Droga Kasieńko popieram twoje ostatnie słowa: zapamiętajmy ją taką!!!!!! Radosną, szczęśliwą, pełną wigoru, piękną, o spojrzeniu mądrym i zrównoważonym... Tak właśnie pamiętamy naszych czworonożnych przyjaciół, którzy odeszli, ale czekają na nas. Kochana Gucci, życzymy radosnych zabaw na niebiańskich łąkach [*][*][*] Dla Was kochani życzymy siły i pogody ducha w chwilach, gdy życiem targa tragedii zawierucha. Współczujemy bardzo.
Kasiu - nawet nie wiesz jak bardzo, bardzo mi przykro. To tak strasznie boli, kiedy one odchodzą. I ta potworna pustka... Kasiu, współczuję z całego serca.
Kasiu tak bardzo bardzo mi przykro ... liczyłam na ten cud trzymałam za to mocno kciuki .Przytulamy Cię bardzo mocno .Zawsze bedziemy pamiętać Guccie jako podlotka którego widziałam podczas naszej pierwszej wizyty u Ciebie
Gucci na zawsze pozostanie w naszych sercach i pamięci, cząstka jej leży przy mnie Kasiu, Ona nie odeszła, odeszło tylko ciałko a jej dusza na zawsze pozostanie przy Was.
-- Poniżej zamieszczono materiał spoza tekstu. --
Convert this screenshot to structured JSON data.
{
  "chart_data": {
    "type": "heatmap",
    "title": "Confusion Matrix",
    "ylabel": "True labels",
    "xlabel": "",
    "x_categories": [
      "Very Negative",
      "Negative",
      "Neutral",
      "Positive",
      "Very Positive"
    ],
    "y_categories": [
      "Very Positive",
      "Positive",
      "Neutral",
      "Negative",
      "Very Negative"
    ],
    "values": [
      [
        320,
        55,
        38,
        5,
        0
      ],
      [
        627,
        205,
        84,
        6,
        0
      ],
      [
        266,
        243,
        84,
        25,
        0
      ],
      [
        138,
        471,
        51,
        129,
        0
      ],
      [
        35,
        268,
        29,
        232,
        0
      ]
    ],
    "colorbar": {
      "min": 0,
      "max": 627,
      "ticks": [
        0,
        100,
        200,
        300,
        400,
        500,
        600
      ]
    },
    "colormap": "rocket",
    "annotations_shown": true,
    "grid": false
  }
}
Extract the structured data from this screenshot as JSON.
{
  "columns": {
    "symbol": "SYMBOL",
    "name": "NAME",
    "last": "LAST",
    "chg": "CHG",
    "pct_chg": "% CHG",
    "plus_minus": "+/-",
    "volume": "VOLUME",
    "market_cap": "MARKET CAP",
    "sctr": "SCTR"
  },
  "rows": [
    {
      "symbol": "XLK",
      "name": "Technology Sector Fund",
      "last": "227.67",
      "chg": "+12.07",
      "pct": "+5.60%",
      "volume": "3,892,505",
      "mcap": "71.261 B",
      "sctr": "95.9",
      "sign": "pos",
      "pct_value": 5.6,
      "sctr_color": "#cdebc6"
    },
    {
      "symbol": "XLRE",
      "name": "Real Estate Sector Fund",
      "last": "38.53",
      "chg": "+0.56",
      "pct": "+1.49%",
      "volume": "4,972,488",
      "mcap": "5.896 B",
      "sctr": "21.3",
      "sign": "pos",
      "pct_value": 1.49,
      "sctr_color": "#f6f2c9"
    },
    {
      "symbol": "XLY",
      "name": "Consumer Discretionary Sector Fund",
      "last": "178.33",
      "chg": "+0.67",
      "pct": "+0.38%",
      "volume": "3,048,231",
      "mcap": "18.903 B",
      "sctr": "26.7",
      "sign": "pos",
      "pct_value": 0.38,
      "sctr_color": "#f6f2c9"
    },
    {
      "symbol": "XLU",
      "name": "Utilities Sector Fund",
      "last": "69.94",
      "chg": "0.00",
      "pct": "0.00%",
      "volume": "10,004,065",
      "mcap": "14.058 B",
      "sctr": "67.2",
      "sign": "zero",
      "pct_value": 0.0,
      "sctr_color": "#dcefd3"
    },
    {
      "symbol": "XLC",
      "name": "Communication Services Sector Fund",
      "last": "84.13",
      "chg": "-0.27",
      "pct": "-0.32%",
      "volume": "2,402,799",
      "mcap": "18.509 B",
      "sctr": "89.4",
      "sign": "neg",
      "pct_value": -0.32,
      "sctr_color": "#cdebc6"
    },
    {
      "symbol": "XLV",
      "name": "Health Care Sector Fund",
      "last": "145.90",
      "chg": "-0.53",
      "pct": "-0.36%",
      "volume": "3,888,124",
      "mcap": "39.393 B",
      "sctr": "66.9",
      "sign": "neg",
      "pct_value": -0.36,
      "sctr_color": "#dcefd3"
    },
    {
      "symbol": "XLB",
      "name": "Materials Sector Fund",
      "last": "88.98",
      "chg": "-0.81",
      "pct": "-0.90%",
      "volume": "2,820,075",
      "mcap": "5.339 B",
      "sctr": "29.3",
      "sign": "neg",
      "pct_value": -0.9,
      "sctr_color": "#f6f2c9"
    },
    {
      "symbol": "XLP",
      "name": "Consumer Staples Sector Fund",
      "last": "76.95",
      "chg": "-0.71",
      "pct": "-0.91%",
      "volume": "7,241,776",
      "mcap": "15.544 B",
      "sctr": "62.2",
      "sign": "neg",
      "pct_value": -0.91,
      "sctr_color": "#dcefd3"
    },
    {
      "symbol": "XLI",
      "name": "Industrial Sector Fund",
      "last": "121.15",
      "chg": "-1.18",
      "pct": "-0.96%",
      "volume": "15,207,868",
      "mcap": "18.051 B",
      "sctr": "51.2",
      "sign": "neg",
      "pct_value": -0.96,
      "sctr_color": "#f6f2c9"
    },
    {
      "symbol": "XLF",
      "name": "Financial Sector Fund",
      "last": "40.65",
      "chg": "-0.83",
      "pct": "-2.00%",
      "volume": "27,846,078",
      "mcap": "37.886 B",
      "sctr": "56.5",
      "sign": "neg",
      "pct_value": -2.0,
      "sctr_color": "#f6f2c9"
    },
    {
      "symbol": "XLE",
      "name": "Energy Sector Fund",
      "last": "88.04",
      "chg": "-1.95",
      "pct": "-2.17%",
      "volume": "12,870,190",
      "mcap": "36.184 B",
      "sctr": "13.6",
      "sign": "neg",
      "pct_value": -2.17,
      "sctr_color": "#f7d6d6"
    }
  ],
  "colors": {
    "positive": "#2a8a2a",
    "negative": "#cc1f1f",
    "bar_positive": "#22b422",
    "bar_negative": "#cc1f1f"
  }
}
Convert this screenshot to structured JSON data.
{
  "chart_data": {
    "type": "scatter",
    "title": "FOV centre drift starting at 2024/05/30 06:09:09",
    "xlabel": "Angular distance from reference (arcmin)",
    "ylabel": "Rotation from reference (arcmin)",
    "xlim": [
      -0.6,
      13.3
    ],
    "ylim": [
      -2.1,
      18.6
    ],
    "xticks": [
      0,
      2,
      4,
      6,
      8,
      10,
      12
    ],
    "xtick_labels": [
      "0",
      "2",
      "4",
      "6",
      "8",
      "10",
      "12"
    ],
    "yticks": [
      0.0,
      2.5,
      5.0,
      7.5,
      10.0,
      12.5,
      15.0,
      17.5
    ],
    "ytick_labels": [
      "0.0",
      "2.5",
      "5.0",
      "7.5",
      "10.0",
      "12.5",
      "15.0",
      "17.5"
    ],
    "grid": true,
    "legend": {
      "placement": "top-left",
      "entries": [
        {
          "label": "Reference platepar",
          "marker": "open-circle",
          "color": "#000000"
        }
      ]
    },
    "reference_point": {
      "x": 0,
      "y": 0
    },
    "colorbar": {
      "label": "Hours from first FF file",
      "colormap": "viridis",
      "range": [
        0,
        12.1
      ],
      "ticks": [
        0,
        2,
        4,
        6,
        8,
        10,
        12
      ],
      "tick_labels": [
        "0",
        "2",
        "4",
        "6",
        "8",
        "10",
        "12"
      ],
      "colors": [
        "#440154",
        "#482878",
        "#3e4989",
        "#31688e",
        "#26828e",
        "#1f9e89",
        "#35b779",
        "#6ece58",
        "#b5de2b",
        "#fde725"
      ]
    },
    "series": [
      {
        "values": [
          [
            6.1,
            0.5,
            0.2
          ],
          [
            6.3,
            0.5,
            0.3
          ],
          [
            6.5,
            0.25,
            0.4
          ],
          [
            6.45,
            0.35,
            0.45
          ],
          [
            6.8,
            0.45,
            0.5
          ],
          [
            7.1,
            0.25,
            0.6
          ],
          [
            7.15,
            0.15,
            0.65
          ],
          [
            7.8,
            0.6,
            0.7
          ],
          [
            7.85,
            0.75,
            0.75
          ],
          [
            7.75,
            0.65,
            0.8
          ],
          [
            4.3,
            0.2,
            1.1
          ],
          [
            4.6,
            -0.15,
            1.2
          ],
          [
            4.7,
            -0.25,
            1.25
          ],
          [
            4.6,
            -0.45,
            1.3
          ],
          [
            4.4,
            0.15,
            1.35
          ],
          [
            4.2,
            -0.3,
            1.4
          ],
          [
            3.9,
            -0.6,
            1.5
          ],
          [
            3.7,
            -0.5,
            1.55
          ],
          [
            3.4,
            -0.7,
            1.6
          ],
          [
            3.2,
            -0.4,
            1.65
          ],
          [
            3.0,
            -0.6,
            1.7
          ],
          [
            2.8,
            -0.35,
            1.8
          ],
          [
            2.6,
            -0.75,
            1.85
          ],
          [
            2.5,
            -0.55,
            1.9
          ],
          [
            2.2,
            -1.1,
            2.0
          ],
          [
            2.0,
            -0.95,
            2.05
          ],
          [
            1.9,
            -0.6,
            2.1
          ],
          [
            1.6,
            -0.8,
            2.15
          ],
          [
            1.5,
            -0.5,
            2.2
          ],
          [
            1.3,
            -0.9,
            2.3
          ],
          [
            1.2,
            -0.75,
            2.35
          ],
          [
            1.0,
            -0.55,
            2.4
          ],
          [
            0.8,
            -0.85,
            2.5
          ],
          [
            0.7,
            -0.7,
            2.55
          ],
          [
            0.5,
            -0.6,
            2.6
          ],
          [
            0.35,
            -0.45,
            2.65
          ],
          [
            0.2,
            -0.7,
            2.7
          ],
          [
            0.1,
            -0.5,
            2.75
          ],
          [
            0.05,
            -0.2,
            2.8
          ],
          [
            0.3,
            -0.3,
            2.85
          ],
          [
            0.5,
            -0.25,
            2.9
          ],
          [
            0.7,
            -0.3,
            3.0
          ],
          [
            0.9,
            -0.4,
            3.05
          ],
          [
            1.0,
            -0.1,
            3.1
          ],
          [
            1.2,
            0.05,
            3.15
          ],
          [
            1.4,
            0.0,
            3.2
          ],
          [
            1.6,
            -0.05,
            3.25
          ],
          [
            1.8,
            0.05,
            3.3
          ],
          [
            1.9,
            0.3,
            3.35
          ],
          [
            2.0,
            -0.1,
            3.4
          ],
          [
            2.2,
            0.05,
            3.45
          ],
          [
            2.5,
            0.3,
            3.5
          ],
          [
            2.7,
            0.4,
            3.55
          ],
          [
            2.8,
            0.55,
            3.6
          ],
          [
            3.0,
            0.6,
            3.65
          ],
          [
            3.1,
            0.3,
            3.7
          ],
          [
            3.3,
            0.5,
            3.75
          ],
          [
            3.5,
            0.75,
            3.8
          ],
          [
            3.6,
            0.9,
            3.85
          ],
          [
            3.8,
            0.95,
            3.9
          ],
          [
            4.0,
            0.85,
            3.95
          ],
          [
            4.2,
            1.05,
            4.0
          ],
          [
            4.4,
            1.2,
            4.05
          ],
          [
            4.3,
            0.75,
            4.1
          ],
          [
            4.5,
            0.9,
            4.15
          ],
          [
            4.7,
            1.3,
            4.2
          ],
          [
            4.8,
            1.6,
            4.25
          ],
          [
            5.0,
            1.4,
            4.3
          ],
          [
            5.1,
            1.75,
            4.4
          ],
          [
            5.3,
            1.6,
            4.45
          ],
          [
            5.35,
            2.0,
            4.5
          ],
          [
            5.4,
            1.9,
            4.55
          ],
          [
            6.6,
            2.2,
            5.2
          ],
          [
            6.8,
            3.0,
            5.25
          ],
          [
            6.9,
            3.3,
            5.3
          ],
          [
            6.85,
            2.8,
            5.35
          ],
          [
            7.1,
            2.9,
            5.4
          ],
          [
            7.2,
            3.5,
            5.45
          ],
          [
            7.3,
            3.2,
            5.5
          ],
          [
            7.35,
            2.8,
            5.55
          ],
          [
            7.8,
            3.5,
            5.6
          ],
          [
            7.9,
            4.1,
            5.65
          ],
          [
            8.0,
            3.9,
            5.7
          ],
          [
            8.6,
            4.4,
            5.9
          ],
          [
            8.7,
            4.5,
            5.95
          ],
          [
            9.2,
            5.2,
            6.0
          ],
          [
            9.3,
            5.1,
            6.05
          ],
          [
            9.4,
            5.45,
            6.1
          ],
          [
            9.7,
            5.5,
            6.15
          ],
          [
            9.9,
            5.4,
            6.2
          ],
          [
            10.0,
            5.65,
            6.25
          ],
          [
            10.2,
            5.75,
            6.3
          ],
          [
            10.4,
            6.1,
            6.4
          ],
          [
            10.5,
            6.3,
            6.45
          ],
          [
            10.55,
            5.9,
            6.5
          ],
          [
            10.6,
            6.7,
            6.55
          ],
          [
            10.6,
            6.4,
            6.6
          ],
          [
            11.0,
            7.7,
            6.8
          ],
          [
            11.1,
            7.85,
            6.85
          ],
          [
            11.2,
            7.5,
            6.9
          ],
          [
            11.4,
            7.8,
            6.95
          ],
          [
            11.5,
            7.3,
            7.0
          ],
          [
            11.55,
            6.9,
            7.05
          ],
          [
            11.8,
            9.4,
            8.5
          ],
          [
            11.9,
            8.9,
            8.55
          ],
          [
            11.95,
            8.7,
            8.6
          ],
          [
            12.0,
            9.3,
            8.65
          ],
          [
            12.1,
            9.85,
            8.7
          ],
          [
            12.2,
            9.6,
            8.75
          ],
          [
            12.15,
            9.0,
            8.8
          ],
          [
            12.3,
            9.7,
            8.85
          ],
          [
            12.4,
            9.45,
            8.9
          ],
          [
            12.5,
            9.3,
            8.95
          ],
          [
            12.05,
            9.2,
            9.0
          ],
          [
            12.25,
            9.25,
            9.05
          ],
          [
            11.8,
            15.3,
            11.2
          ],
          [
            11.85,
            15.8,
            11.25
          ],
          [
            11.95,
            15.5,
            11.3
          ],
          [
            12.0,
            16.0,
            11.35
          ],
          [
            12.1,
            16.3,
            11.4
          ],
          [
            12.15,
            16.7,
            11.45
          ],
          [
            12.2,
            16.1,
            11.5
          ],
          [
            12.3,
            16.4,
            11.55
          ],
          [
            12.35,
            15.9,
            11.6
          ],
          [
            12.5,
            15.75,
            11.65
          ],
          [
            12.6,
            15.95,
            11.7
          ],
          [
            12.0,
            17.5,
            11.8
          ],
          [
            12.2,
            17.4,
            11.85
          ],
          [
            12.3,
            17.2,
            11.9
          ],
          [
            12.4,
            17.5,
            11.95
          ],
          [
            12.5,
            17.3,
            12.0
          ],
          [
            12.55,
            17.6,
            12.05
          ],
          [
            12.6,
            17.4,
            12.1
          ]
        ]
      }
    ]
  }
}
A jeśli zapragniesz się do Niej przytulić to...........przytul mocno Gine i Hummerka, Ona jest też w nich.
Dla Gucci [*][*][*] dziękuję Ci Kochana, że dałaś mi tę wielką i kudłatą kupę szczęścia i miłości.
Śliczna Gucci - moja ulubienico,siostrzyczko Toy, żegnaj i bądź radosna za tęczowym mostem.
Taka pozostanie w mojej pamięci - piękna i pełna życia. Zawsze będę Ją pamiętać. Kasiu, nie znajduję słów pocieszenia i tylko mocno, na odległość, tulę...
Stało się to, co nieuniknione... Podziwiam piękne pożegnanie, jakie jej przygotowałaś. Nie znałam Gucci i nigdy jej na żywo nie widziałam, ale podczas oglądania prezentacji normalnie łzy mi ciekły ciurkiem... Dla Gucci (*)(*)(*) Patrzcie, jacy my jesteśmy szczęśliwi - ktoś już TAM na nas czeka.